For Linda Duringer and her husband Tim Hall, downsizing and moving from Toronto to Aurora, Ontario (a smaller town north of the city) was the best decision they ever made.
"We were able to buy a home in Aurora last year for a fraction of the cost of our Toronto home and invest the difference. We essentially bought ourselves a pension," says Duringer. "We also love the quieter pace of life in Aurora. And the fact our new home in the older part of town is just a close walk to local shops and restaurants."
But while moving to Aurora made sense for Linda and Tim, who have close friends and family in the area, downsizing isn't the right solution for everyone.
Betty Hargrove of Moncton, New Brunswick says she has no intention of ever selling her large family home. Instead of downsizing, when her husband became ill and needed to move into a nursing home, she converted their home's basement into a separate apartment. She then moved into the basement, and her daughter and son-in-law came to live in the upstairs part of the home.
"It's a great arrangement," says Hargrove. "We're independent from one another, and I have the comfort of staying in my home knowing I have family nearby."
"The decision of whether or not to move in retirement is a very personal one," says Toronto realtor, Linda Tickins. Before you put your home on the market, she suggests you consider the following:
1. Is It Worth It?
Downsizing to a smaller home or condo may make sense in terms of lifestyle considerations. But the price point may not be different enough for you to draw much money out. It takes some realistic number crunching – factoring in potential extra costs, such as decorating and condo fees – to make an accurate assessment.
2. Where Are You Going?
In order to draw enough money out of your home to help fund retirement, you may need to move out of your area. But think carefully before you move to a small town or head to cottage country. Do you love cottage life? Are you a city person? Before you move, you need to honestly evaluate your current lifestyle and the things that truly matter to you.
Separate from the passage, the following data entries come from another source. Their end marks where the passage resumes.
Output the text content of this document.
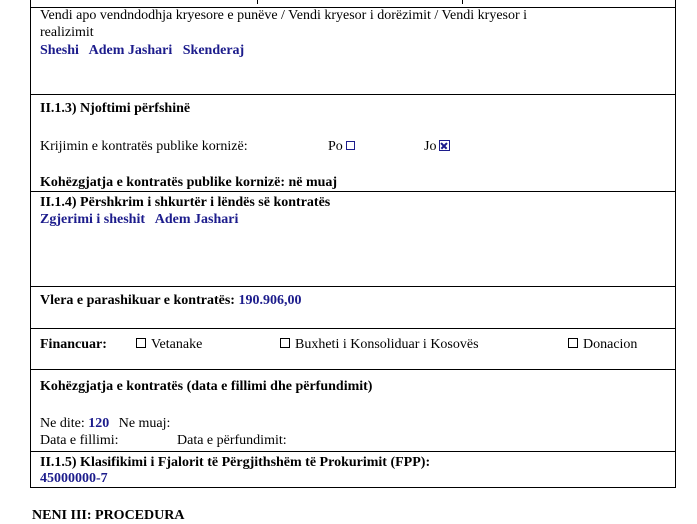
Vendi apo vendndodhja kryesore e punëve / Vendi kryesor i dorëzimit / Vendi kryesor i
realizimit
Sheshi   Adem Jashari   Skenderaj
II.1.3) Njoftimi përfshinë
Krijimin e kontratës publike kornizë:	Po	Jo
Kohëzgjatja e kontratës publike kornizë: në muaj
II.1.4) Përshkrim i shkurtër i lëndës së kontratës
Zgjerimi i sheshit   Adem Jashari
Vlera e parashikuar e kontratës: 190.906,00
Financuar:	Vetanake	Buxheti i Konsoliduar i Kosovës	Donacion
Kohëzgjatja e kontratës (data e fillimi dhe përfundimit)
Ne dite: 120 Ne muaj:
Data e fillimi:	Data e përfundimit:
II.1.5) Klasifikimi i Fjalorit të Përgjithshëm të Prokurimit (FPP):
45000000-7
NENI III: PROCEDURA
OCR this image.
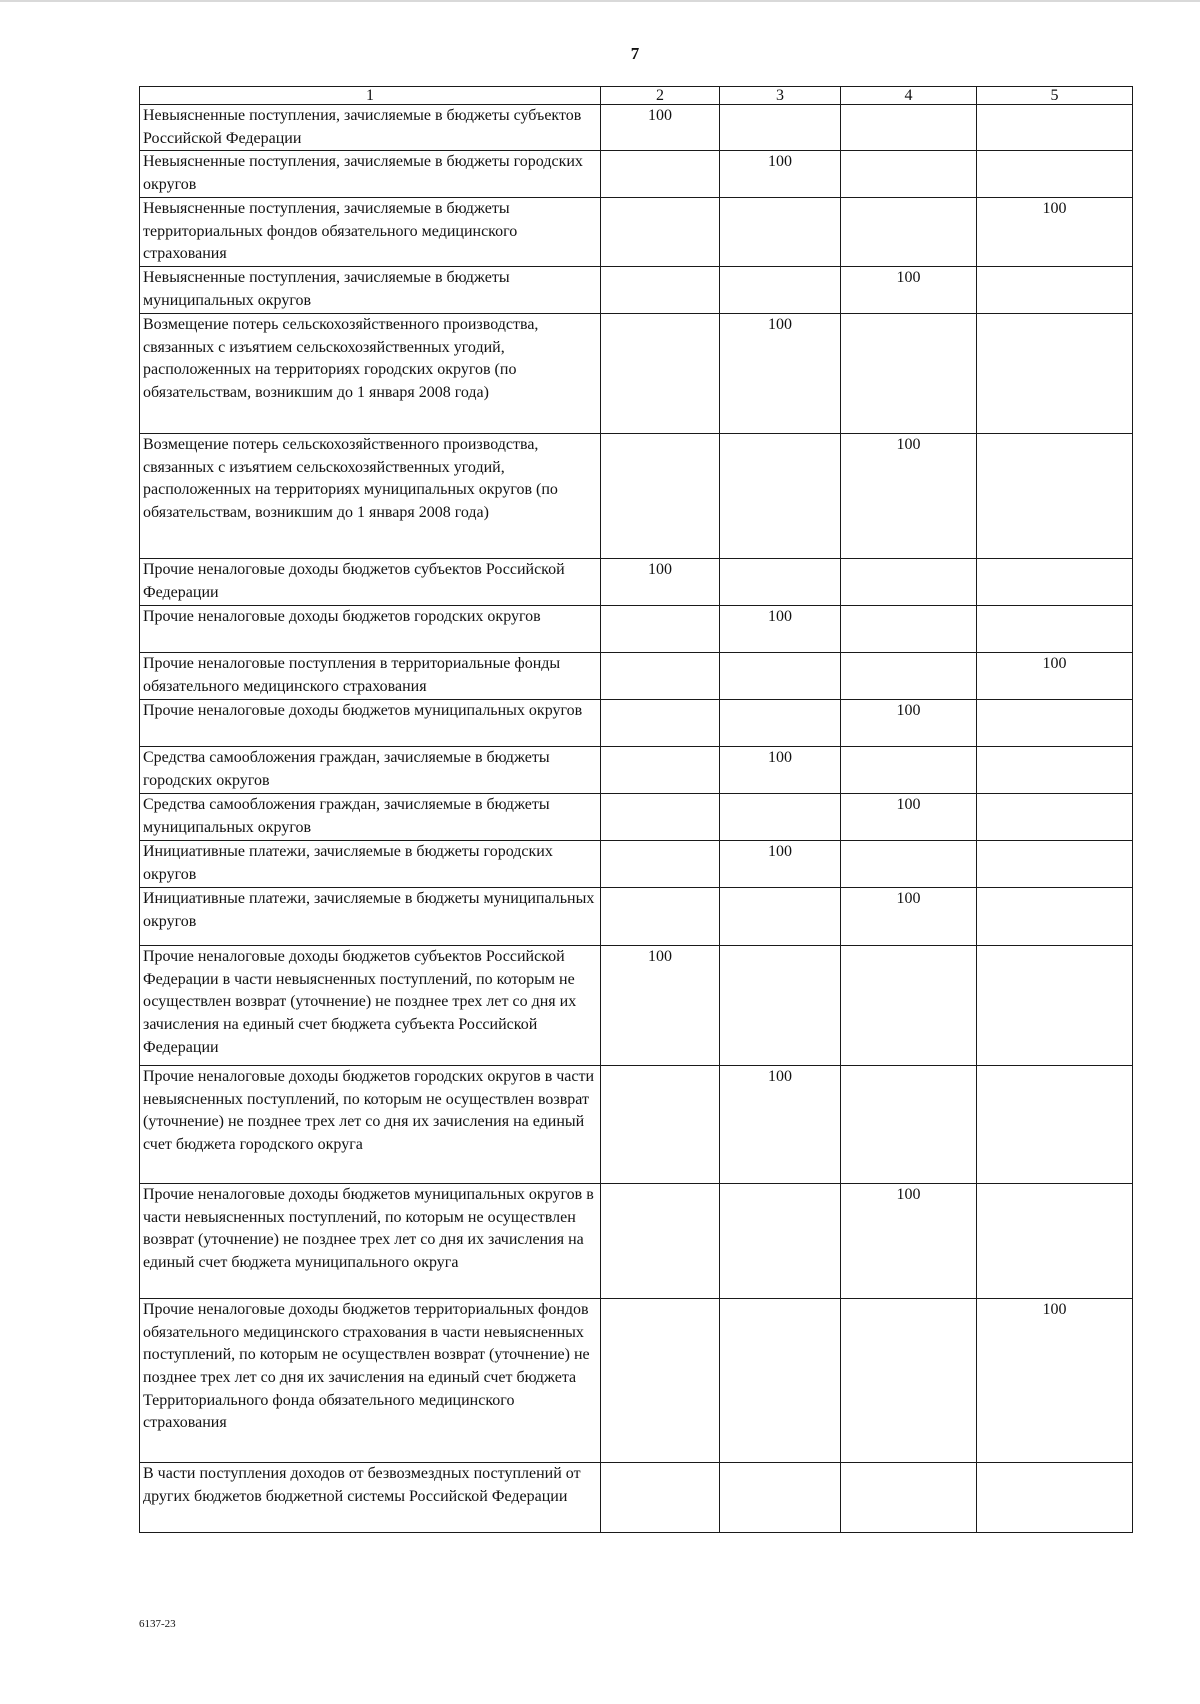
7
1	2	3	4	5
Невыясненные поступления, зачисляемые в бюджеты субъектов Российской Федерации	100			
Невыясненные поступления, зачисляемые в бюджеты городских округов		100		
Невыясненные поступления, зачисляемые в бюджеты территориальных фондов обязательного медицинского страхования				100
Невыясненные поступления, зачисляемые в бюджеты муниципальных округов			100	
Возмещение потерь сельскохозяйственного производства, связанных с изъятием сельскохозяйственных угодий, расположенных на территориях городских округов (по обязательствам, возникшим до 1 января 2008 года)		100		
Возмещение потерь сельскохозяйственного производства, связанных с изъятием сельскохозяйственных угодий, расположенных на территориях муниципальных округов (по обязательствам, возникшим до 1 января 2008 года)			100	
Прочие неналоговые доходы бюджетов субъектов Российской Федерации	100			
Прочие неналоговые доходы бюджетов городских округов		100		
Прочие неналоговые поступления в территориальные фонды обязательного медицинского страхования				100
Прочие неналоговые доходы бюджетов муниципальных округов			100	
Средства самообложения граждан, зачисляемые в бюджеты городских округов		100		
Средства самообложения граждан, зачисляемые в бюджеты муниципальных округов			100	
Инициативные платежи, зачисляемые в бюджеты городских округов		100		
Инициативные платежи, зачисляемые в бюджеты муниципальных округов			100	
Прочие неналоговые доходы бюджетов субъектов Российской Федерации в части невыясненных поступлений, по которым не осуществлен возврат (уточнение) не позднее трех лет со дня их зачисления на единый счет бюджета субъекта Российской Федерации	100			
Прочие неналоговые доходы бюджетов городских округов в части невыясненных поступлений, по которым не осуществлен возврат (уточнение) не позднее трех лет со дня их зачисления на единый счет бюджета городского округа		100		
Прочие неналоговые доходы бюджетов муниципальных округов в части невыясненных поступлений, по которым не осуществлен возврат (уточнение) не позднее трех лет со дня их зачисления на единый счет бюджета муниципального округа			100	
Прочие неналоговые доходы бюджетов территориальных фондов обязательного медицинского страхования в части невыясненных поступлений, по которым не осуществлен возврат (уточнение) не позднее трех лет со дня их зачисления на единый счет бюджета Территориального фонда обязательного медицинского страхования				100
В части поступления доходов от безвозмездных поступлений от других бюджетов бюджетной системы Российской Федерации				
6137-23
3. Mobility Considerations
It's important to think of the future. Downsizing to a townhouse, for example, may seem like a great idea in early retirement. But townhouses are usually built on multiple levels and climbing up and down all those stairs may someday prove to be a challenge. A one-story bungalow or condo may be a better option.
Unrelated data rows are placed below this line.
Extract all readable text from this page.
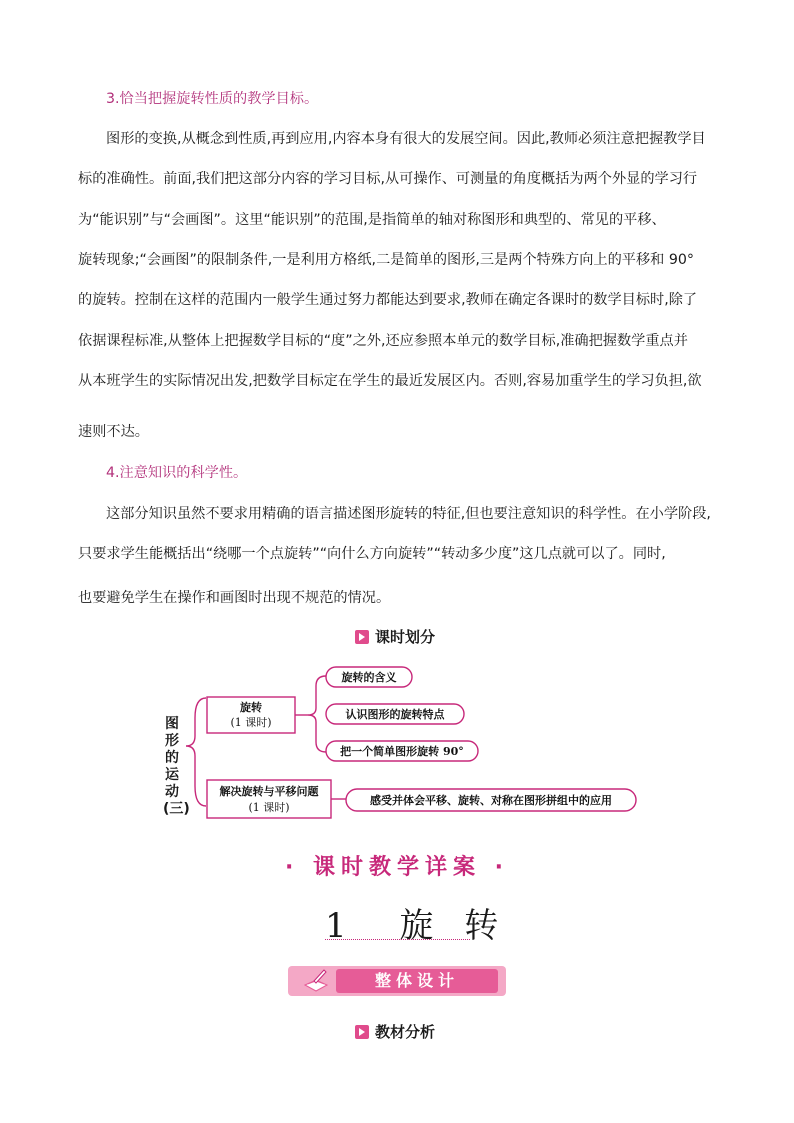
3.恰当把握旋转性质的教学目标。
图形的变换,从概念到性质,再到应用,内容本身有很大的发展空间。因此,教师必须注意把握教学目
标的准确性。前面,我们把这部分内容的学习目标,从可操作、可测量的角度概括为两个外显的学习行
为“能识别”与“会画图”。这里“能识别”的范围,是指简单的轴对称图形和典型的、常见的平移、
旋转现象;“会画图”的限制条件,一是利用方格纸,二是简单的图形,三是两个特殊方向上的平移和 90°
的旋转。控制在这样的范围内一般学生通过努力都能达到要求,教师在确定各课时的数学目标时,除了
依据课程标准,从整体上把握数学目标的“度”之外,还应参照本单元的数学目标,准确把握数学重点并
从本班学生的实际情况出发,把数学目标定在学生的最近发展区内。否则,容易加重学生的学习负担,欲
速则不达。
4.注意知识的科学性。
这部分知识虽然不要求用精确的语言描述图形旋转的特征,但也要注意知识的科学性。在小学阶段,
只要求学生能概括出“绕哪一个点旋转”“向什么方向旋转”“转动多少度”这几点就可以了。同时,
也要避免学生在操作和画图时出现不规范的情况。
课时划分
图形的运动(三)
旋转
(1 课时)
旋转的含义
认识图形的旋转特点
把一个简单图形旋转 90°
解决旋转与平移问题
(1 课时)
感受并体会平移、旋转、对称在图形拼组中的应用
· 课时教学详案 ·
1 旋 转
整体设计
教材分析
4. Proximity to Healthcare and Other Services
Moving to a remote cabin on a lake may seem like a dream, but it's important to consider how far away you'll be from community services. Will you have to drive for miles to the nearest shop? How far away is the nearest hospital? Access to healthcare in particular can become more important as you age.
5. Being Close to Family
It's tempting to think moving away from the city to a home in the country could mean your kids will enjoy coming to visit even more. But the reality is that when your kids are busy, and if they're parents themselves, these visits may become few and far between. If your idea of a perfect retirement is spending time with grandkids, you may want to move closer to your kids rather than further away.
Tickins' final advice: "Timing is everything. Downsizing can help fund your retirement. But it takes energy and planning, so don't wait too long. The best time to move is in early retirement when you can enjoy it as part of an exciting new adventure."